In speeches which at times seemed to assume that the next election was already lost, Michael Forsyth, the Secretary of State for Scotland, and his Welsh counterpart William Hague, competed to present themselves as right-wing harriers of a Labour administration.

Mr Forsyth described the recent confusion over Mr Blair's devolution policy as a "foretaste" of a Labour government. If a Scottish parliament were set up in Edinburgh, he said, Gordon Brown, the shadow Chancellor and MP for Dunfermline East, "could not legislate on ... matters affecting the daily lives of his constituents in Dunfermline, but he could do so for people in Dagenham".

Mr Hague also pursued the effects of a Labour victory, saying: "These assemblies ... would steadily demand more and more powers until they could fulfil their natural role as regulating, legislating, time- wasting, tax-raising busybodies."

But there was an undercurrent to the debate, as the two youngest Cabinet members competed for the approval of Baroness Thatcher, whose arrival on the platform interrupted proceedings for an enthusiastic 40-second ovation.

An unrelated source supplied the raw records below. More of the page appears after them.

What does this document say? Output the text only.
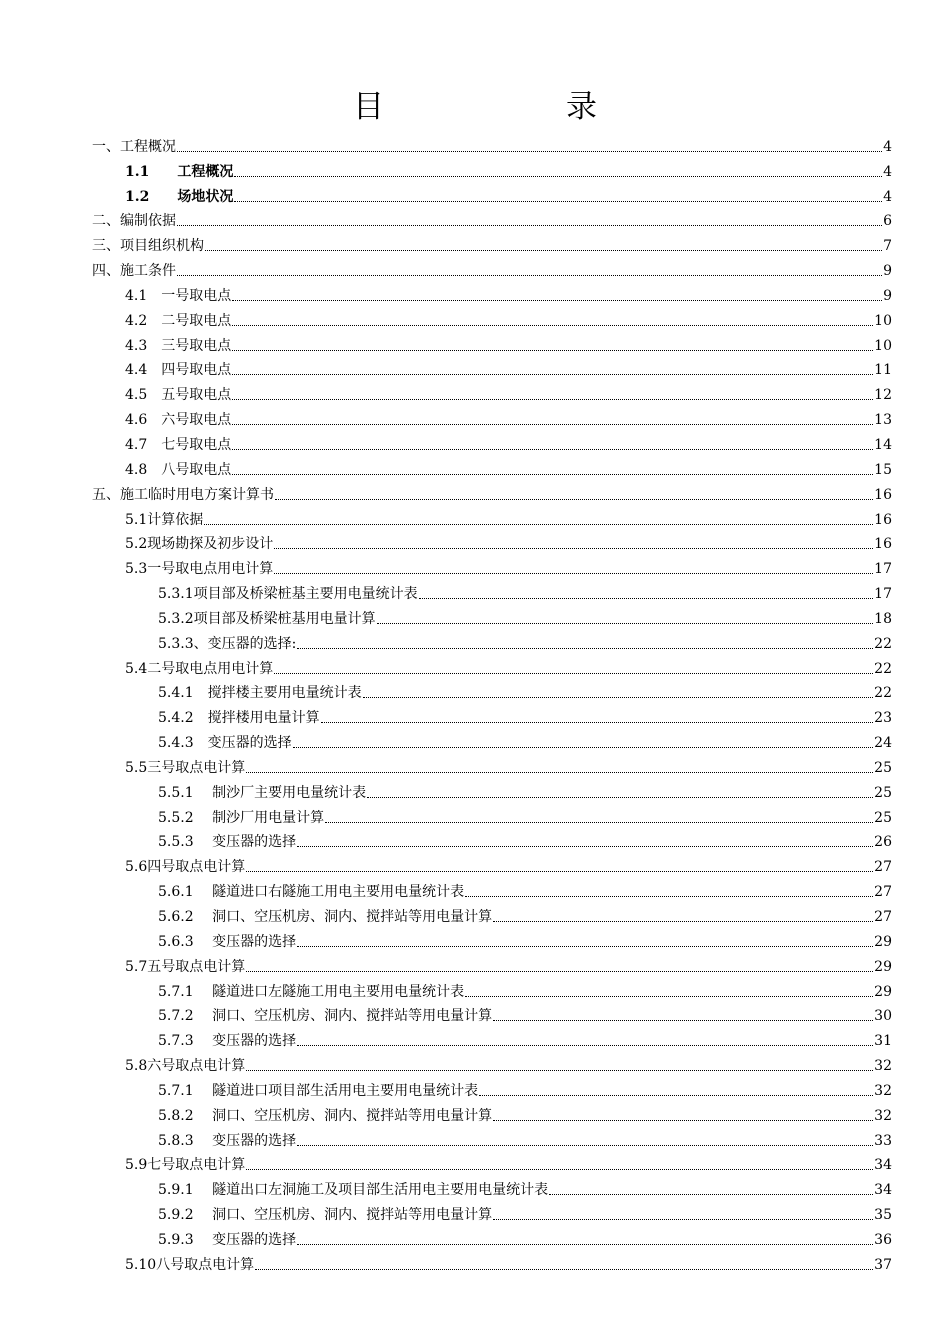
目　　录
一、工程概况	4
1.1　　工程概况	4
1.2　　场地状况	4
二、编制依据	6
三、项目组织机构	7
四、施工条件	9
4.1　一号取电点	9
4.2　二号取电点	10
4.3　三号取电点	10
4.4　四号取电点	11
4.5　五号取电点	12
4.6　六号取电点	13
4.7　七号取电点	14
4.8　八号取电点	15
五、施工临时用电方案计算书	16
5.1计算依据	16
5.2现场勘探及初步设计	16
5.3一号取电点用电计算	17
5.3.1项目部及桥梁桩基主要用电量统计表	17
5.3.2项目部及桥梁桩基用电量计算	18
5.3.3、变压器的选择:	22
5.4二号取电点用电计算	22
5.4.1　搅拌楼主要用电量统计表	22
5.4.2　搅拌楼用电量计算	23
5.4.3　变压器的选择	24
5.5三号取点电计算	25
5.5.1　 制沙厂主要用电量统计表	25
5.5.2　 制沙厂用电量计算	25
5.5.3　 变压器的选择	26
5.6四号取点电计算	27
5.6.1　 隧道进口右隧施工用电主要用电量统计表	27
5.6.2　 洞口、空压机房、洞内、搅拌站等用电量计算	27
5.6.3　 变压器的选择	29
5.7五号取点电计算	29
5.7.1　 隧道进口左隧施工用电主要用电量统计表	29
5.7.2　 洞口、空压机房、洞内、搅拌站等用电量计算	30
5.7.3　 变压器的选择	31
5.8六号取点电计算	32
5.7.1　 隧道进口项目部生活用电主要用电量统计表	32
5.8.2　 洞口、空压机房、洞内、搅拌站等用电量计算	32
5.8.3　 变压器的选择	33
5.9七号取点电计算	34
5.9.1　 隧道出口左洞施工及项目部生活用电主要用电量统计表	34
5.9.2　 洞口、空压机房、洞内、搅拌站等用电量计算	35
5.9.3　 变压器的选择	36
5.10八号取点电计算	37
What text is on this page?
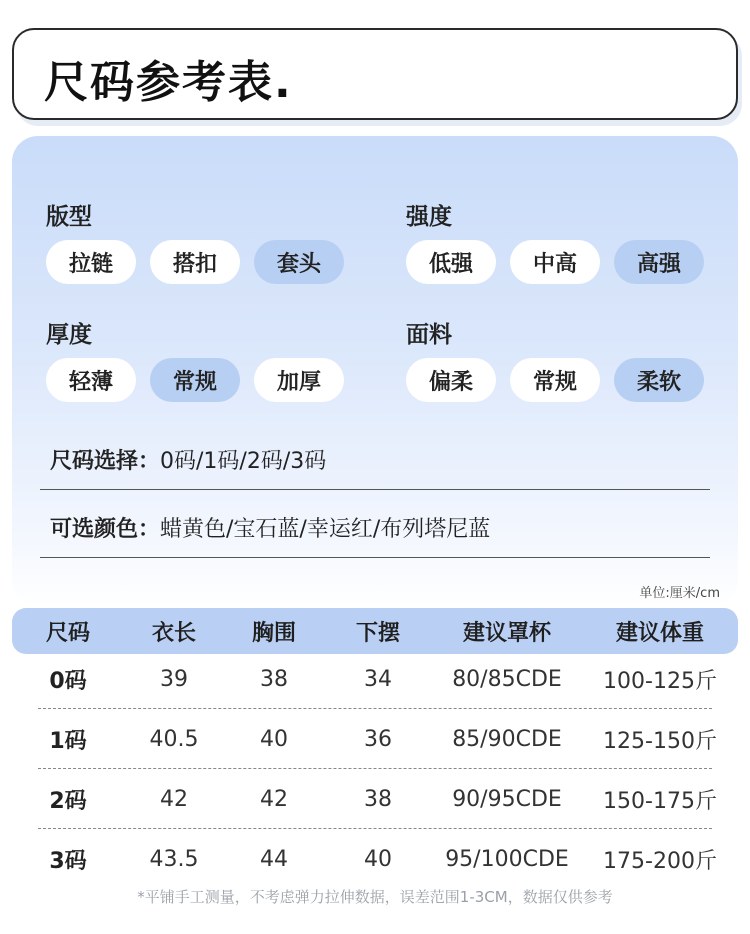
尺码参考表.
版型
拉链	搭扣	套头
强度
低强	中高	高强
厚度
轻薄	常规	加厚
面料
偏柔	常规	柔软
尺码选择：0码/1码/2码/3码
可选颜色：蜡黄色/宝石蓝/幸运红/布列塔尼蓝
单位:厘米/cm
尺码	衣长	胸围	下摆	建议罩杯	建议体重
0码	39	38	34	80/85CDE	100-125斤
1码	40.5	40	36	85/90CDE	125-150斤
2码	42	42	38	90/95CDE	150-175斤
3码	43.5	44	40	95/100CDE	175-200斤
*平铺手工测量，不考虑弹力拉伸数据，误差范围1-3CM，数据仅供参考
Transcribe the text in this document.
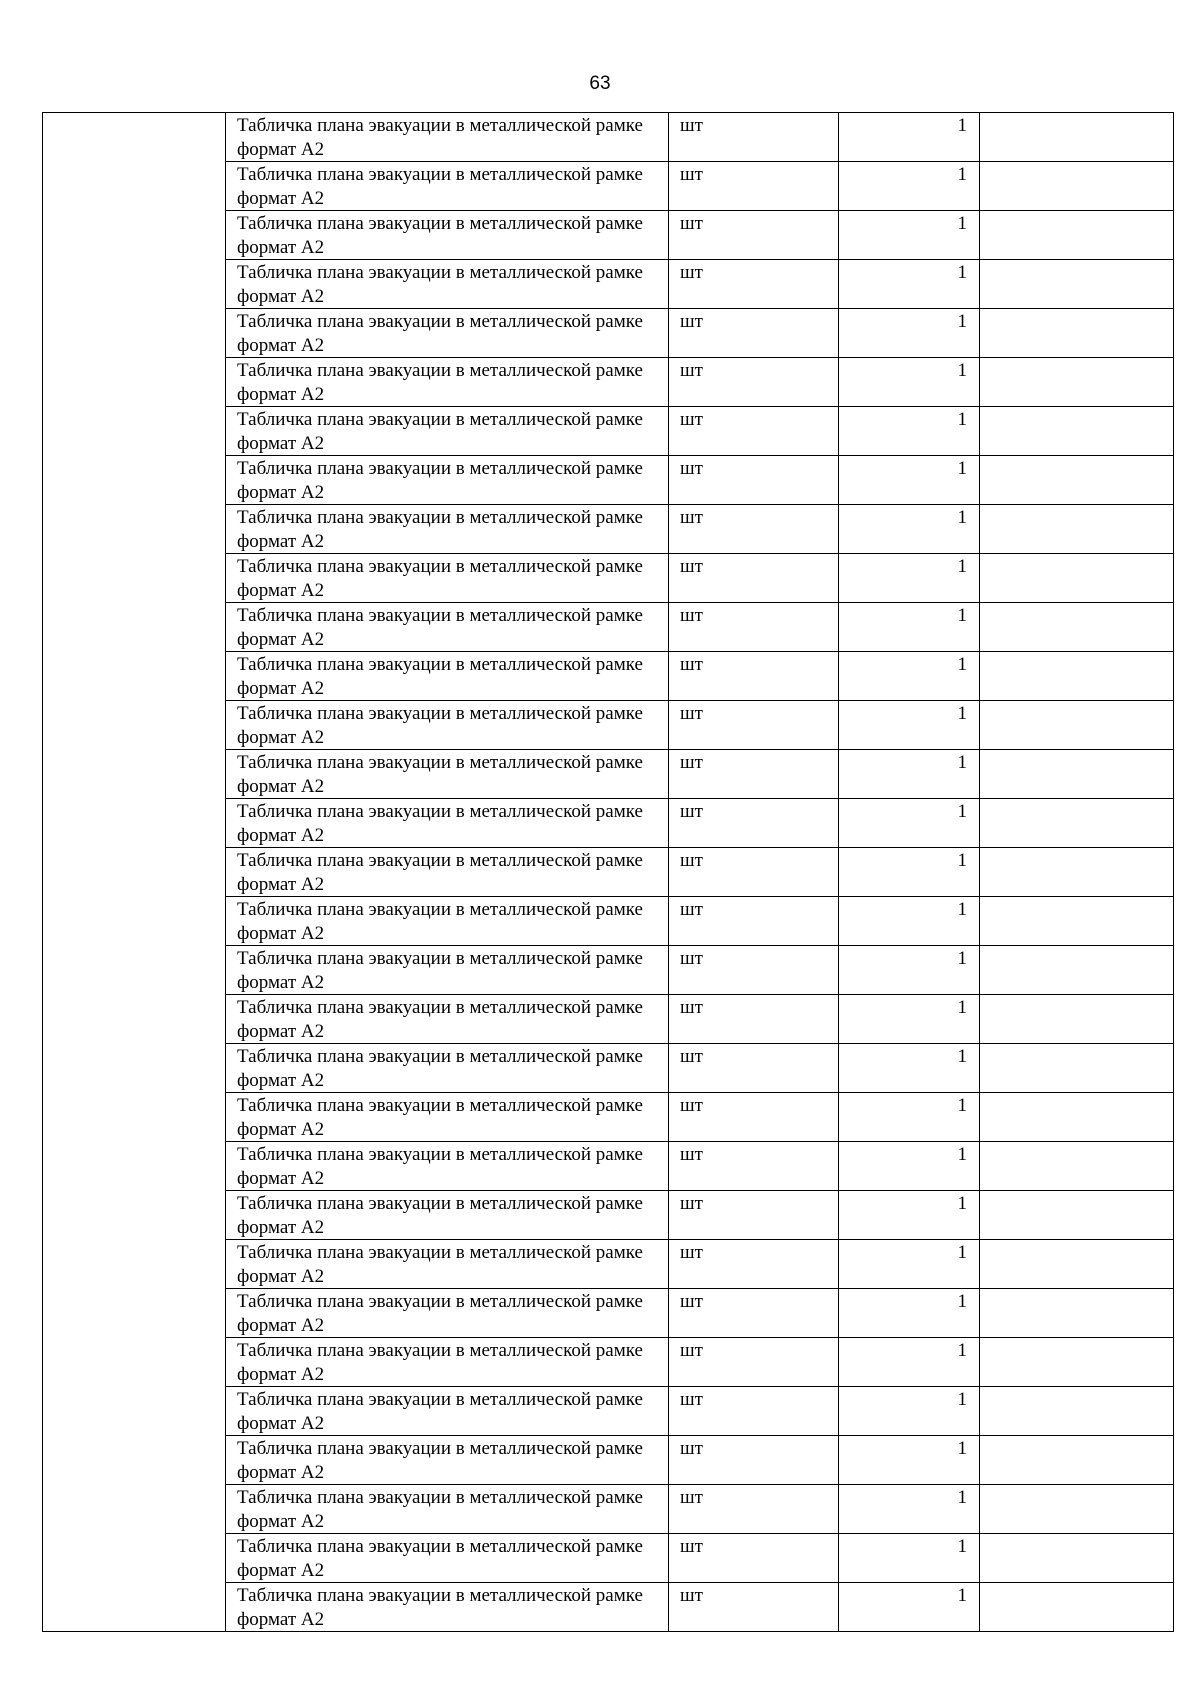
63
	Табличка плана эвакуации в металлической рамке формат А2	шт	1	
	Табличка плана эвакуации в металлической рамке формат А2	шт	1	
	Табличка плана эвакуации в металлической рамке формат А2	шт	1	
	Табличка плана эвакуации в металлической рамке формат А2	шт	1	
	Табличка плана эвакуации в металлической рамке формат А2	шт	1	
	Табличка плана эвакуации в металлической рамке формат А2	шт	1	
	Табличка плана эвакуации в металлической рамке формат А2	шт	1	
	Табличка плана эвакуации в металлической рамке формат А2	шт	1	
	Табличка плана эвакуации в металлической рамке формат А2	шт	1	
	Табличка плана эвакуации в металлической рамке формат А2	шт	1	
	Табличка плана эвакуации в металлической рамке формат А2	шт	1	
	Табличка плана эвакуации в металлической рамке формат А2	шт	1	
	Табличка плана эвакуации в металлической рамке формат А2	шт	1	
	Табличка плана эвакуации в металлической рамке формат А2	шт	1	
	Табличка плана эвакуации в металлической рамке формат А2	шт	1	
	Табличка плана эвакуации в металлической рамке формат А2	шт	1	
	Табличка плана эвакуации в металлической рамке формат А2	шт	1	
	Табличка плана эвакуации в металлической рамке формат А2	шт	1	
	Табличка плана эвакуации в металлической рамке формат А2	шт	1	
	Табличка плана эвакуации в металлической рамке формат А2	шт	1	
	Табличка плана эвакуации в металлической рамке формат А2	шт	1	
	Табличка плана эвакуации в металлической рамке формат А2	шт	1	
	Табличка плана эвакуации в металлической рамке формат А2	шт	1	
	Табличка плана эвакуации в металлической рамке формат А2	шт	1	
	Табличка плана эвакуации в металлической рамке формат А2	шт	1	
	Табличка плана эвакуации в металлической рамке формат А2	шт	1	
	Табличка плана эвакуации в металлической рамке формат А2	шт	1	
	Табличка плана эвакуации в металлической рамке формат А2	шт	1	
	Табличка плана эвакуации в металлической рамке формат А2	шт	1	
	Табличка плана эвакуации в металлической рамке формат А2	шт	1	
	Табличка плана эвакуации в металлической рамке формат А2	шт	1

Mr Hague, 35, first wowed a Tory conference at 16. Just last year, he was given a slot in a youth debate. But yesterday he was given equal billing with Mr Forsyth, and won the loudest roar of approval when he gave the conference its first chance to express its anti-Brussels bloodlust, linking the defence of the Union against devolutionists to its defence against creeping European integration.

But it was Mr Forsyth who stole the television pictures, holding up a Union flag with the blue saltire of Scotland missing: "an anaemic red asterisk". "Is this the flag you want to fly over your children and your children's children?" he asked.